A new interview with Toyah – one of the best for quite a while – has been published by the Write Wyatt blog.
Getting up close and personal with Toyah
Regular readers of this blog won’t be surprised that this scribe is an avid viewer of BBC 4’s Top of the Pops re-runs, a point I soon confess to my latest interviewee, Toyah Willcox.
“Oh, God bless those!”
The more recently re-aired shows take me back to my early teens, at a time when this highly-recognisable West Midlands raised actress and singer was enjoying a string of hits, not least the distinctive It’s a Mystery, Thunder in the Mountains and I Want To Be Free.
Admittedly, you’ve always had to wade through a lot of rubbish on Top of the Pops, recent examples ranging from Captain Beaky and Joe Dolce to The Snowmen and Starsound. But it also makes me realise how many great characters there were in music at the time. ‘Old bloke with rose-tinted nostalgic specs’ alert, but the charts today just don’t seem to have that same level of OTT theatricality. This was after all an era when the disparate likes of Adam Ant, Buster Bloodvessel, Clare Grogan, Hazel O’Connor, John Lydon, Lee John, Siouxsie Sioux and Ms Willcox herself were beamed into our front rooms on Thursday nights. Just where are the characters now?
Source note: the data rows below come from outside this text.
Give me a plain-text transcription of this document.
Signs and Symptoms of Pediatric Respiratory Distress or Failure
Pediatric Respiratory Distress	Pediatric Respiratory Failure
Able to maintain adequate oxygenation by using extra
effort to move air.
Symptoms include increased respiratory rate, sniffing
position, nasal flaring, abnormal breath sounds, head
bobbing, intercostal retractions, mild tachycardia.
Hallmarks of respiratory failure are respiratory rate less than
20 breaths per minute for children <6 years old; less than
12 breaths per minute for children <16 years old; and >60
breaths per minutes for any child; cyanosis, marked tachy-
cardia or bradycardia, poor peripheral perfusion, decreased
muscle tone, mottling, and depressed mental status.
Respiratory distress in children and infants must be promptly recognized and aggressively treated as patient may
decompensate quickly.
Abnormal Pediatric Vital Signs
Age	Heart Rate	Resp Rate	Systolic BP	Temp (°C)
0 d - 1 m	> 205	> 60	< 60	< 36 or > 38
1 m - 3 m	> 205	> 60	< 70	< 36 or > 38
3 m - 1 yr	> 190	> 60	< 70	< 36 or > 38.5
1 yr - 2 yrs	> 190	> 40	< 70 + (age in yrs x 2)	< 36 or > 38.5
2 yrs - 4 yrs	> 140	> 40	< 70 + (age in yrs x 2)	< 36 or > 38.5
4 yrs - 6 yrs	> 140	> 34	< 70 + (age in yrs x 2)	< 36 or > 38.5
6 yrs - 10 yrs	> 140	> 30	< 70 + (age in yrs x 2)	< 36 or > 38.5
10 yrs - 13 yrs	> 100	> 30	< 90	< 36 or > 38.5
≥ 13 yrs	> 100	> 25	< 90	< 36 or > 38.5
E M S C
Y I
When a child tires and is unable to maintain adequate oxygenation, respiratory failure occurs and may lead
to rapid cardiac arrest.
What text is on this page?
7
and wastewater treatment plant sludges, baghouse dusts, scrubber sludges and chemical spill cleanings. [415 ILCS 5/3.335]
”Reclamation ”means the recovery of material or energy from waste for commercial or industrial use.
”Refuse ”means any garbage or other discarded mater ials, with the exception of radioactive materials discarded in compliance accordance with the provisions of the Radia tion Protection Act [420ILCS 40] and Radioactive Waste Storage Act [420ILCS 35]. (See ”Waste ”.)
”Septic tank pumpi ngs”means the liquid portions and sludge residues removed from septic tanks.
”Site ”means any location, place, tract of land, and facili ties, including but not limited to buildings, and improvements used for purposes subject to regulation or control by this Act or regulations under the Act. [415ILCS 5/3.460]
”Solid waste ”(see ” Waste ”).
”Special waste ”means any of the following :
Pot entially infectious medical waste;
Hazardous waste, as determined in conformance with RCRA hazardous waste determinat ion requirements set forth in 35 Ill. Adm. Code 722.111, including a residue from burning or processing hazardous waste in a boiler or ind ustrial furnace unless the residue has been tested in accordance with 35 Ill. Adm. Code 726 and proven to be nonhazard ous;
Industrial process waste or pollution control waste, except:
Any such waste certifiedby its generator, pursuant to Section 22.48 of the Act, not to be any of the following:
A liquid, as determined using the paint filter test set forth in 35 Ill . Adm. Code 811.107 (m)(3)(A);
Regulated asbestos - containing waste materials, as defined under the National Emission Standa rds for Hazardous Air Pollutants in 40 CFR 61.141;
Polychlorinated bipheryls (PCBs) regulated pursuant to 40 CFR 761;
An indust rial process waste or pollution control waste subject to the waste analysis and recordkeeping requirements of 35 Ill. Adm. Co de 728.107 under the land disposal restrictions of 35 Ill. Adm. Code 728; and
“It was phenomenal back then. There were big characters out there. We all had to perform live and came up performing live. There were very few contrived acts. A very different time. We also all wrote, and I think it’s really important to write your own material. It was almost a dirty word to do somebody else’s song.
“I had to be coerced into doing Echo Beach (1987). That was a hit for me, but I felt a sense of shame at the time. Now I absolutely love performing it. Back then it was really important that the songs were your voice.”